Kemeil Thompson et al., Plaintiffs, v Christopher J. Tillman et al., Defendants. (Action No. 1.) Patricia Varnar, Appellant, v Christopher J. Tillman et al., Respondents. (Action No. 2.)
[728 NYS2d 691]
[MAJORITY]
In related actions to recover damages for personal injuries, the plaintiff in Action No. 2, Patricia Varnar, appeals, as limited by her brief, from so much of an order of the Supreme Court, Nassau County (Honorof, J.), dated June 8, 2000, as granted the respective motions of the defendants in that action for summary judgment dismissing that complaint on the ground that she did not sustain a serious injury within the meaning of Insurance Law § 5102 (d).
Ordered that the order is affirmed insofar as appealed from, with one bill of costs.

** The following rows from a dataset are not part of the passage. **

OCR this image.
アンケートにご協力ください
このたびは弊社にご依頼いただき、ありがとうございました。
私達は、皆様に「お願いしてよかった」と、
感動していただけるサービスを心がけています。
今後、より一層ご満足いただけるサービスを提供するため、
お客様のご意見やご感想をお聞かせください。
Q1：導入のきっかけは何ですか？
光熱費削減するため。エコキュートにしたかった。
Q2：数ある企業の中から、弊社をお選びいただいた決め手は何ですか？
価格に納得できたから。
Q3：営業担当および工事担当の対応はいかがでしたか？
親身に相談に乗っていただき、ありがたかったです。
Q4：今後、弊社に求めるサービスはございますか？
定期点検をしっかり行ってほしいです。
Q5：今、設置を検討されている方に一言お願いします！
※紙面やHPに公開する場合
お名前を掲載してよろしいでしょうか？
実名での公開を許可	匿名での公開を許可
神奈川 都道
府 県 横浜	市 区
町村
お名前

The respondents submitted proof in admissible form which established that the appellant did not sustain a serious injury within the meaning of Insurance Law § 5102 (d). The burden thus shifted to the appellant to demonstrate the existence of a triable issue of fact (see, Gaddy v Eyler, 79 NY2d 955). The appellant failed to meet this burden (see, Graves v Liu, 273 AD2d 440; Grossman v Wright, 268 AD2d 79; Gill v O.N.S. Trucking, 239 AD2d 463). Therefore, the respondents’ respective motions were properly granted. Ritter, J. P., Altman, McGinity, Smith and Cozier, JJ., concur.